The Defense Advanced Research Projects Agency (DARPA) has sought proposals for a counter-anti-access/area denial (A2/AD) drone swarm command and control system.
The Pentagon agency wants the Autonomous Multi-domain Adaptive Swarms-of-Swarms (AMASS) to steer thousands of disparate drones, enabling US and coalition forces to penetrate adversaries’ theater-level A2/AD bubble.
The system is intended to let unmanned platforms operate independently in A2/AD environments without requiring constant communications, which might not be possible in such scenarios.
Current Counter-A2/AD Options
Counter-A2/AD options the US and coalition partners currently have, such as long-range precision-guided weapons, are too few, expensive, and require detailed targeting information.
Other options, such as submarines, involve risking the platform.
Involves Disparate Unmanned Systems
AMASS is intended to create an efficient, cost-effective counter-A2/AD capability involving a range of unmanned aerial, ground, and maritime platforms.
The system will assign swarms “through an optimization process that considers mission objectives, priorities, risks, resource availability, swarm capabilities, and timing,” DARPA explained.

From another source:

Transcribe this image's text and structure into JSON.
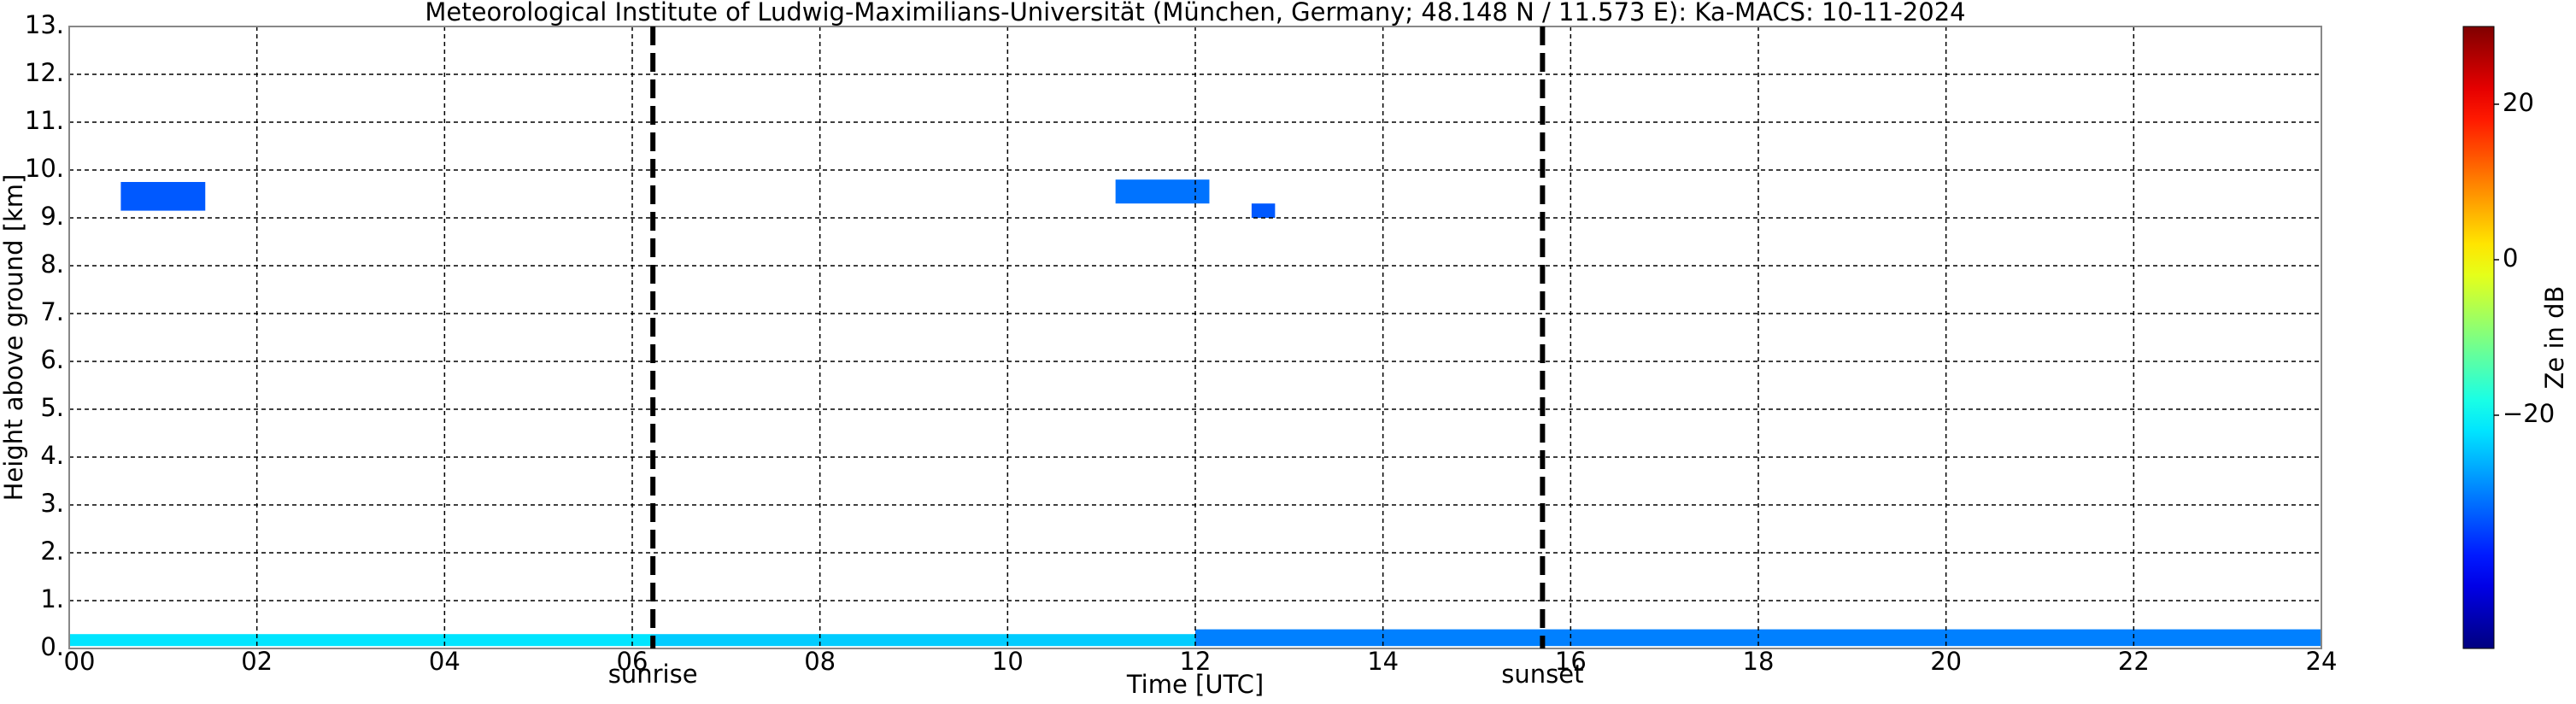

“In addition, AMASS will consider the needs of potential future missions when selecting swarms and swarm compositions.”
Leveraging Current DARPA Programs
Present US and coalition projects on artificial intelligence and autonomy lack the scale and dynamic independence to be effective against peer A2/AD capabilities, including “sophisticated air defense, indirect fires, precision weapons, and Intelligence, Surveillance, and Reconnaissance,” the Pentagon agency said.
AMASS will be built leveraging previous DARPA initiatives, such as the System-of-Systems Enhanced Small Unit program.
DARPA is also working on the OFFensive Swarm-Enabled Tactics program to build a large swarm of aerial and ground-based drones controlled by a small group of operators.
The agency expects to award a potential $78 million AMASS contract.